06/09/13

SPARO-LIERE di Riccardo Ventrella: A volte è meglio se finisce anche il cielo


La musica leggera italiana ha una certa dimestichezza con le assonanze cromatiche: senza scomodare l'omerica aurora dalle dita di rosa, abbiamo la tozziana notte rosa, oltre al contian/celentanesco pomeriggio azzurro; per tacere dell'ovvio bludipintodiblu. La peggior evocazione cromatica, e uno dei versi più crudi del pop nostrano appartiene però a Gianni Togni, o meglio al suo paroliere Guido Morra che nel 1975 lo infila in una canzone dal titolo Oggi si muore. Sono entrambi esordienti, all'epoca, tutti e due nel giro scoppiettante di Vincenzo "io ti ammazzerò" Micocci e della sua etichetta It, che dopo i De Gregori e i Venditti continua nella ricerca di talenti da valorizzare.
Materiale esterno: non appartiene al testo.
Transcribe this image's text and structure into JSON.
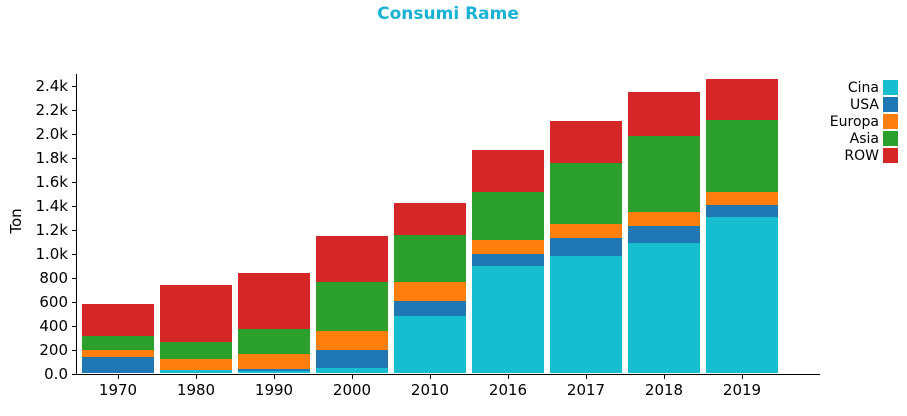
{
  "chart_data": {
    "type": "bar",
    "stacked": true,
    "title": "Consumi Rame",
    "title_color": "#17b2d4",
    "ylabel": "Ton",
    "xlabel": "",
    "categories": [
      "1970",
      "1980",
      "1990",
      "2000",
      "2010",
      "2016",
      "2017",
      "2018",
      "2019"
    ],
    "series": [
      {
        "name": "Cina",
        "color": "#17becf",
        "values": [
          0,
          25,
          20,
          45,
          475,
          890,
          975,
          1080,
          1300
        ]
      },
      {
        "name": "USA",
        "color": "#1f77b4",
        "values": [
          130,
          0,
          15,
          150,
          125,
          100,
          150,
          145,
          100
        ]
      },
      {
        "name": "Europa",
        "color": "#ff7f0e",
        "values": [
          65,
          95,
          120,
          155,
          155,
          115,
          115,
          115,
          110
        ]
      },
      {
        "name": "Asia",
        "color": "#2ca02c",
        "values": [
          110,
          135,
          210,
          405,
          395,
          400,
          510,
          635,
          600
        ]
      },
      {
        "name": "ROW",
        "color": "#d62728",
        "values": [
          270,
          480,
          470,
          385,
          270,
          350,
          350,
          370,
          340
        ]
      }
    ],
    "totals": [
      575,
      735,
      835,
      1140,
      1420,
      1855,
      2100,
      2345,
      2450
    ],
    "y_ticks": [
      {
        "label": "0.0",
        "value": 0
      },
      {
        "label": "200",
        "value": 200
      },
      {
        "label": "400",
        "value": 400
      },
      {
        "label": "600",
        "value": 600
      },
      {
        "label": "800",
        "value": 800
      },
      {
        "label": "1.0k",
        "value": 1000
      },
      {
        "label": "1.2k",
        "value": 1200
      },
      {
        "label": "1.4k",
        "value": 1400
      },
      {
        "label": "1.6k",
        "value": 1600
      },
      {
        "label": "1.8k",
        "value": 1800
      },
      {
        "label": "2.0k",
        "value": 2000
      },
      {
        "label": "2.2k",
        "value": 2200
      },
      {
        "label": "2.4k",
        "value": 2400
      }
    ],
    "ylim": [
      0,
      2500
    ],
    "grid": false,
    "legend_position": "right-outside",
    "legend_order": [
      "Cina",
      "USA",
      "Europa",
      "Asia",
      "ROW"
    ]
  }
}
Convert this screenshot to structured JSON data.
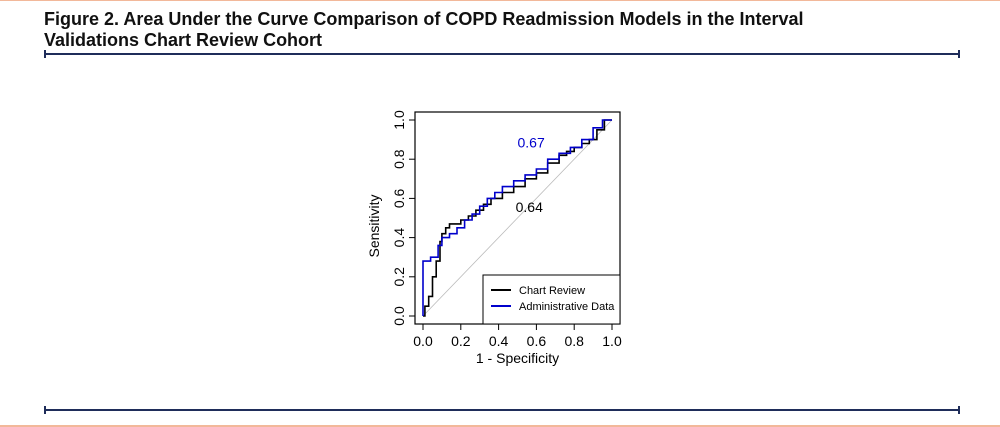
{
  "figure": {
    "title_line1": "Figure 2. Area Under the Curve Comparison of COPD Readmission Models in the Interval",
    "title_line2": "Validations Chart Review Cohort"
  },
  "chart_data": {
    "type": "line",
    "xlabel": "1 - Specificity",
    "ylabel": "Sensitivity",
    "xlim": [
      0,
      1
    ],
    "ylim": [
      0,
      1
    ],
    "xticks": [
      "0.0",
      "0.2",
      "0.4",
      "0.6",
      "0.8",
      "1.0"
    ],
    "yticks": [
      "0.0",
      "0.2",
      "0.4",
      "0.6",
      "0.8",
      "1.0"
    ],
    "grid": false,
    "legend_position": "bottom-right",
    "reference_line": true,
    "colors": {
      "chart_review": "#000000",
      "administrative_data": "#0000cc",
      "reference": "#bbbbbb"
    },
    "series": [
      {
        "name": "Chart Review",
        "color": "#000000",
        "x": [
          0.0,
          0.01,
          0.01,
          0.03,
          0.03,
          0.05,
          0.05,
          0.07,
          0.07,
          0.09,
          0.09,
          0.1,
          0.1,
          0.12,
          0.12,
          0.14,
          0.14,
          0.16,
          0.16,
          0.2,
          0.2,
          0.24,
          0.24,
          0.28,
          0.28,
          0.32,
          0.32,
          0.36,
          0.36,
          0.42,
          0.42,
          0.48,
          0.48,
          0.54,
          0.54,
          0.6,
          0.6,
          0.66,
          0.66,
          0.72,
          0.72,
          0.76,
          0.76,
          0.8,
          0.8,
          0.84,
          0.84,
          0.88,
          0.88,
          0.92,
          0.92,
          0.96,
          0.96,
          1.0
        ],
        "y": [
          0.0,
          0.0,
          0.05,
          0.05,
          0.1,
          0.1,
          0.2,
          0.2,
          0.28,
          0.28,
          0.38,
          0.38,
          0.42,
          0.42,
          0.45,
          0.45,
          0.47,
          0.47,
          0.47,
          0.47,
          0.49,
          0.49,
          0.51,
          0.51,
          0.54,
          0.54,
          0.57,
          0.57,
          0.6,
          0.6,
          0.63,
          0.63,
          0.66,
          0.66,
          0.7,
          0.7,
          0.73,
          0.73,
          0.78,
          0.78,
          0.82,
          0.82,
          0.84,
          0.84,
          0.86,
          0.86,
          0.88,
          0.88,
          0.9,
          0.9,
          0.95,
          0.95,
          1.0,
          1.0
        ],
        "auc_label": "0.64"
      },
      {
        "name": "Administrative Data",
        "color": "#0000cc",
        "x": [
          0.0,
          0.0,
          0.04,
          0.04,
          0.08,
          0.08,
          0.1,
          0.1,
          0.14,
          0.14,
          0.18,
          0.18,
          0.22,
          0.22,
          0.26,
          0.26,
          0.3,
          0.3,
          0.34,
          0.34,
          0.38,
          0.38,
          0.42,
          0.42,
          0.48,
          0.48,
          0.54,
          0.54,
          0.6,
          0.6,
          0.66,
          0.66,
          0.72,
          0.72,
          0.78,
          0.78,
          0.84,
          0.84,
          0.9,
          0.9,
          0.95,
          0.95,
          1.0
        ],
        "y": [
          0.0,
          0.28,
          0.28,
          0.3,
          0.3,
          0.36,
          0.36,
          0.4,
          0.4,
          0.42,
          0.42,
          0.45,
          0.45,
          0.49,
          0.49,
          0.52,
          0.52,
          0.56,
          0.56,
          0.6,
          0.6,
          0.63,
          0.63,
          0.66,
          0.66,
          0.69,
          0.69,
          0.72,
          0.72,
          0.75,
          0.75,
          0.8,
          0.8,
          0.83,
          0.83,
          0.86,
          0.86,
          0.9,
          0.9,
          0.96,
          0.96,
          1.0,
          1.0
        ],
        "auc_label": "0.67"
      }
    ]
  }
}
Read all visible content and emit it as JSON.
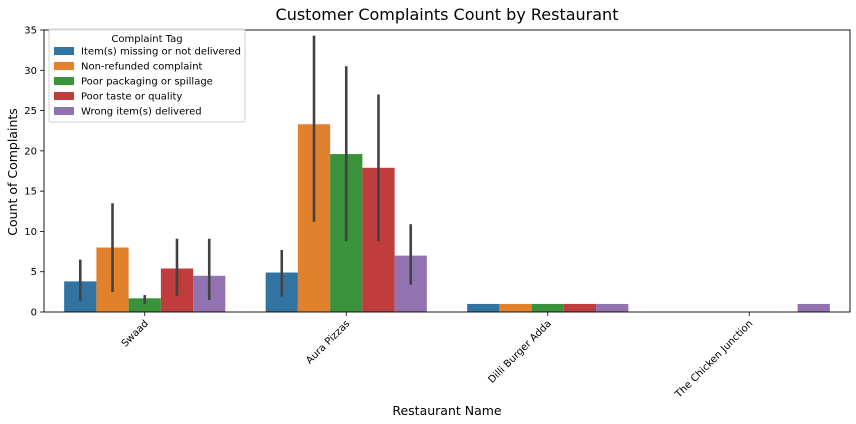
{
  "chart_data": {
    "type": "bar",
    "title": "Customer Complaints Count by Restaurant",
    "xlabel": "Restaurant Name",
    "ylabel": "Count of Complaints",
    "ylim": [
      0,
      35
    ],
    "yticks": [
      0,
      5,
      10,
      15,
      20,
      25,
      30,
      35
    ],
    "grid": false,
    "categories": [
      "Swaad",
      "Aura Pizzas",
      "Dilli Burger Adda",
      "The Chicken Junction"
    ],
    "legend": {
      "title": "Complaint Tag",
      "placement": "top-left"
    },
    "series": [
      {
        "name": "Item(s) missing or not delivered",
        "color": "#3274a1",
        "values": [
          3.8,
          4.9,
          1,
          null
        ],
        "err_low": [
          1.4,
          1.9,
          null,
          null
        ],
        "err_high": [
          6.5,
          7.7,
          null,
          null
        ]
      },
      {
        "name": "Non-refunded complaint",
        "color": "#e1812c",
        "values": [
          8.0,
          23.3,
          1,
          null
        ],
        "err_low": [
          2.5,
          11.2,
          null,
          null
        ],
        "err_high": [
          13.5,
          34.3,
          null,
          null
        ]
      },
      {
        "name": "Poor packaging or spillage",
        "color": "#3a923a",
        "values": [
          1.7,
          19.6,
          1,
          null
        ],
        "err_low": [
          1.0,
          8.8,
          null,
          null
        ],
        "err_high": [
          2.1,
          30.5,
          null,
          null
        ]
      },
      {
        "name": "Poor taste or quality",
        "color": "#c03d3e",
        "values": [
          5.4,
          17.9,
          1,
          null
        ],
        "err_low": [
          2.0,
          8.8,
          null,
          null
        ],
        "err_high": [
          9.1,
          27.0,
          null,
          null
        ]
      },
      {
        "name": "Wrong item(s) delivered",
        "color": "#9372b2",
        "values": [
          4.5,
          7.0,
          1,
          1
        ],
        "err_low": [
          1.5,
          3.4,
          null,
          null
        ],
        "err_high": [
          9.1,
          10.9,
          null,
          null
        ]
      }
    ]
  }
}
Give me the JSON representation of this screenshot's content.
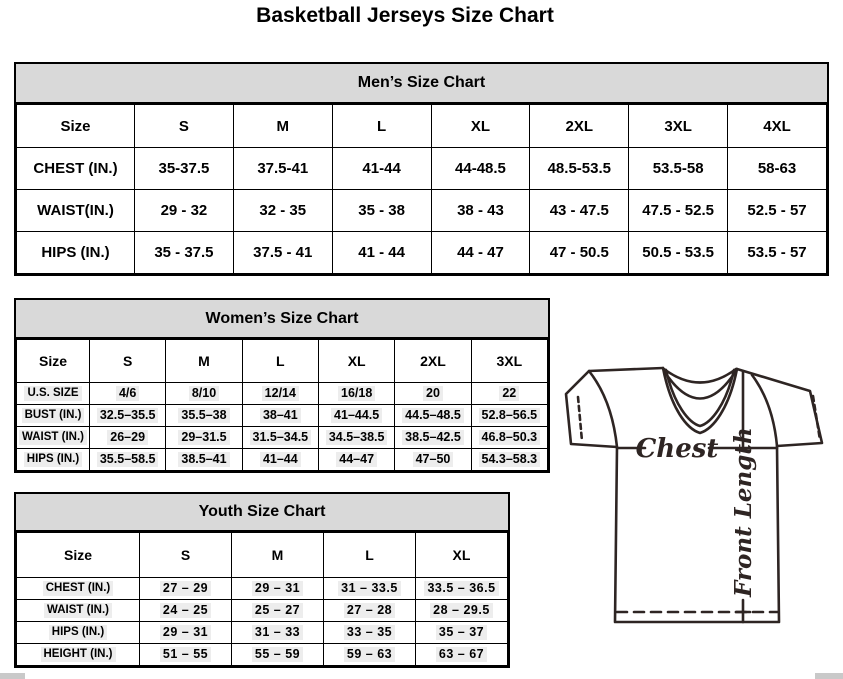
{
  "page_title": "Basketball Jerseys Size Chart",
  "tables": {
    "men": {
      "title": "Men’s Size Chart",
      "header": [
        "Size",
        "S",
        "M",
        "L",
        "XL",
        "2XL",
        "3XL",
        "4XL"
      ],
      "rows": [
        [
          "CHEST (IN.)",
          "35-37.5",
          "37.5-41",
          "41-44",
          "44-48.5",
          "48.5-53.5",
          "53.5-58",
          "58-63"
        ],
        [
          "WAIST(IN.)",
          "29 - 32",
          "32 - 35",
          "35 - 38",
          "38 - 43",
          "43 - 47.5",
          "47.5 - 52.5",
          "52.5 - 57"
        ],
        [
          "HIPS (IN.)",
          "35 - 37.5",
          "37.5 - 41",
          "41 - 44",
          "44 - 47",
          "47 - 50.5",
          "50.5 - 53.5",
          "53.5 - 57"
        ]
      ]
    },
    "women": {
      "title": "Women’s Size Chart",
      "header": [
        "Size",
        "S",
        "M",
        "L",
        "XL",
        "2XL",
        "3XL"
      ],
      "rows": [
        [
          "U.S. SIZE",
          "4/6",
          "8/10",
          "12/14",
          "16/18",
          "20",
          "22"
        ],
        [
          "BUST (IN.)",
          "32.5–35.5",
          "35.5–38",
          "38–41",
          "41–44.5",
          "44.5–48.5",
          "52.8–56.5"
        ],
        [
          "WAIST (IN.)",
          "26–29",
          "29–31.5",
          "31.5–34.5",
          "34.5–38.5",
          "38.5–42.5",
          "46.8–50.3"
        ],
        [
          "HIPS (IN.)",
          "35.5–58.5",
          "38.5–41",
          "41–44",
          "44–47",
          "47–50",
          "54.3–58.3"
        ]
      ]
    },
    "youth": {
      "title": "Youth Size Chart",
      "header": [
        "Size",
        "S",
        "M",
        "L",
        "XL"
      ],
      "rows": [
        [
          "CHEST (IN.)",
          "27 – 29",
          "29 – 31",
          "31 – 33.5",
          "33.5 – 36.5"
        ],
        [
          "WAIST (IN.)",
          "24 – 25",
          "25 – 27",
          "27 – 28",
          "28 – 29.5"
        ],
        [
          "HIPS (IN.)",
          "29 – 31",
          "31 – 33",
          "33 – 35",
          "35 – 37"
        ],
        [
          "HEIGHT (IN.)",
          "51 – 55",
          "55 – 59",
          "59 – 63",
          "63 – 67"
        ]
      ]
    }
  },
  "diagram": {
    "chest_label": "Chest",
    "front_length_label": "Front Length"
  },
  "colors": {
    "table_header_fill": "#d9d9d9",
    "table_border": "#000000",
    "jersey_stroke": "#2e2523",
    "data_highlight": "#ededed"
  }
}
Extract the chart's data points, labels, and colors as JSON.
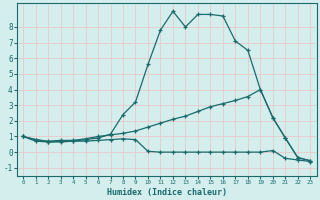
{
  "xlabel": "Humidex (Indice chaleur)",
  "background_color": "#d4eded",
  "grid_color": "#c8dada",
  "line_color": "#1a6b6b",
  "xlim": [
    -0.5,
    23.5
  ],
  "ylim": [
    -1.5,
    9.5
  ],
  "x_ticks": [
    0,
    1,
    2,
    3,
    4,
    5,
    6,
    7,
    8,
    9,
    10,
    11,
    12,
    13,
    14,
    15,
    16,
    17,
    18,
    19,
    20,
    21,
    22,
    23
  ],
  "y_ticks": [
    -1,
    0,
    1,
    2,
    3,
    4,
    5,
    6,
    7,
    8
  ],
  "line1_x": [
    0,
    1,
    2,
    3,
    4,
    5,
    6,
    7,
    8,
    9,
    10,
    11,
    12,
    13,
    14,
    15,
    16,
    17,
    18,
    19,
    20,
    21,
    22,
    23
  ],
  "line1_y": [
    1.0,
    0.7,
    0.65,
    0.65,
    0.7,
    0.7,
    0.75,
    0.8,
    0.85,
    0.8,
    0.05,
    0.0,
    0.0,
    0.0,
    0.0,
    0.0,
    0.0,
    0.0,
    0.0,
    0.0,
    0.1,
    -0.4,
    -0.5,
    -0.6
  ],
  "line2_x": [
    0,
    1,
    2,
    3,
    4,
    5,
    6,
    7,
    8,
    9,
    10,
    11,
    12,
    13,
    14,
    15,
    16,
    17,
    18,
    19,
    20,
    21,
    22,
    23
  ],
  "line2_y": [
    1.0,
    0.8,
    0.7,
    0.75,
    0.75,
    0.85,
    1.0,
    1.1,
    1.2,
    1.35,
    1.6,
    1.85,
    2.1,
    2.3,
    2.6,
    2.9,
    3.1,
    3.3,
    3.55,
    4.0,
    2.2,
    0.9,
    -0.35,
    -0.55
  ],
  "line3_x": [
    0,
    1,
    2,
    3,
    4,
    5,
    6,
    7,
    8,
    9,
    10,
    11,
    12,
    13,
    14,
    15,
    16,
    17,
    18,
    19,
    20,
    21,
    22,
    23
  ],
  "line3_y": [
    1.0,
    0.8,
    0.65,
    0.7,
    0.7,
    0.8,
    0.9,
    1.15,
    2.4,
    3.2,
    5.6,
    7.8,
    9.0,
    8.0,
    8.8,
    8.8,
    8.7,
    7.1,
    6.5,
    4.0,
    2.2,
    0.9,
    -0.35,
    -0.55
  ]
}
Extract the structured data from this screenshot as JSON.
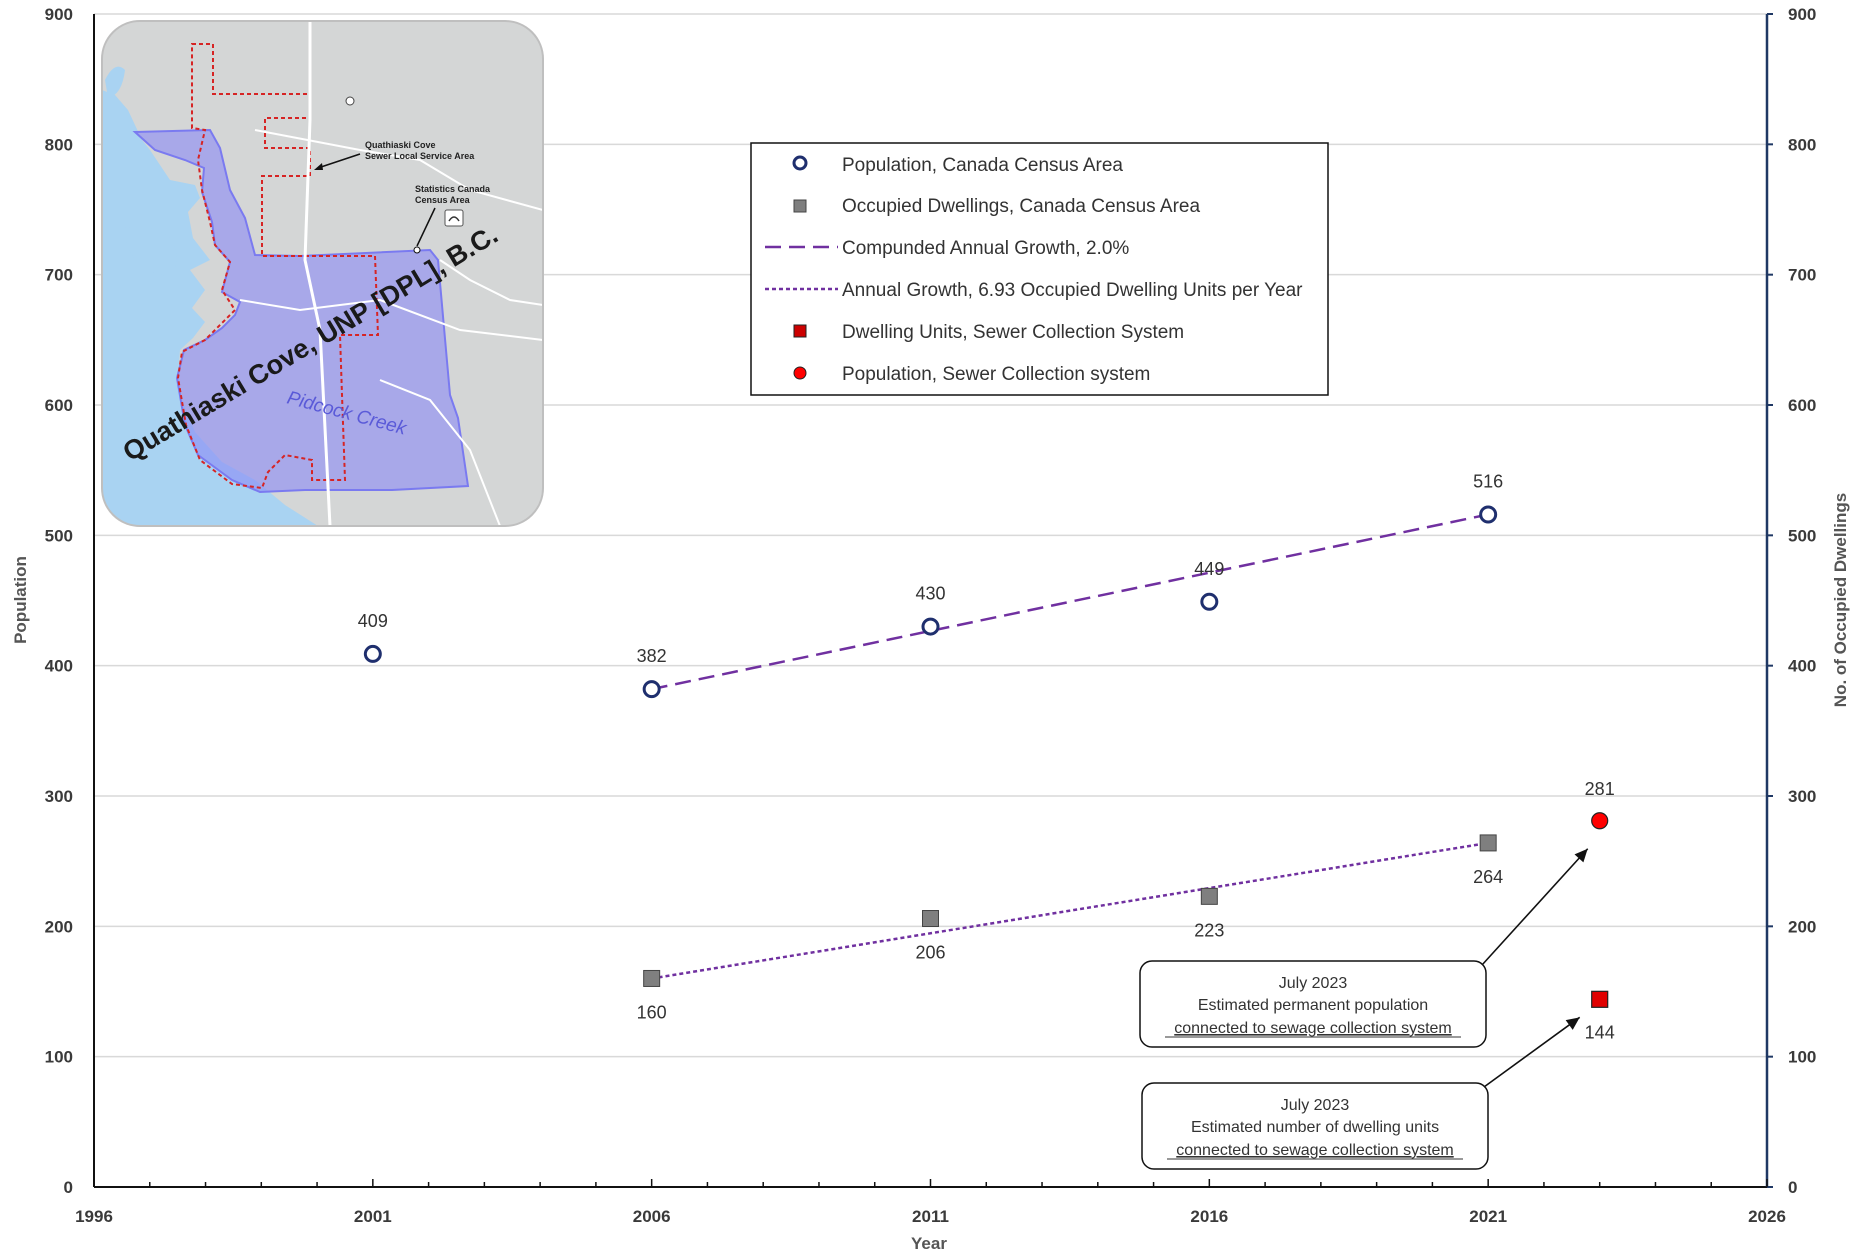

Togni e Morra sono destinati a carriere di buon livello: collaboreranno qualche anno dopo per il planetario successo Luna, e Morra si aggiudicherà nel 1982 il Festival di Sanremo con Storie di tutti i giorni cantata da Riccardo Fogli prima di diventare uno dei liricisti di fiducia di Renato Zero. In quel 1975 però Togni imbastisce un album concettoso e sperimentale, In una simile circostanza. Oggi si muore è il classico brano antimelodico dell'epoca, con una buona cose di chitarra arpeggiata, assolutamente impossibile da canticchiare. Vi si racconta di un o una Karol, non si sa quanto preconizzante il Papa polacco in arrivo tre anni dopo (sospetto lecito visto che Morra scriverà in seguito per Placido Domingo una canzone ispirata a una poesia di Wojtyla), e di avventure di quotidiano squallore (“un amore dai capelli biondi/cerca la libertà sull'elenco telefonico /io sto male ma tu non mi rispondi). Dopo essersi dichiarato “prigioniero in un carcere di parole” e “non abbastanza serio per morire”, ecco improvvisamente il nostro eroe catapultato sotto un cielo color preservativo. Verso efficace, certo, per descrivere qualche atmosfera dell'est europeo o della pianura padana, inusitato forse anche per un brano degli Squallor (color preservativo). A Togni non valse però un immediato successo, forse perché troppo esistenziale: dovette attendere cinque anni per il disco seguente. Siccome il titolo proposto dal discografico, Debutto, gli pareva troppo banale, decise di chiamarlo ...e in quel momento, entrando in un teatro vuoto, un pomeriggio vestito di bianco, mi tolgo la giacca, accendo le luci e sul palco m'invento. C'è chi non si accontenta mai.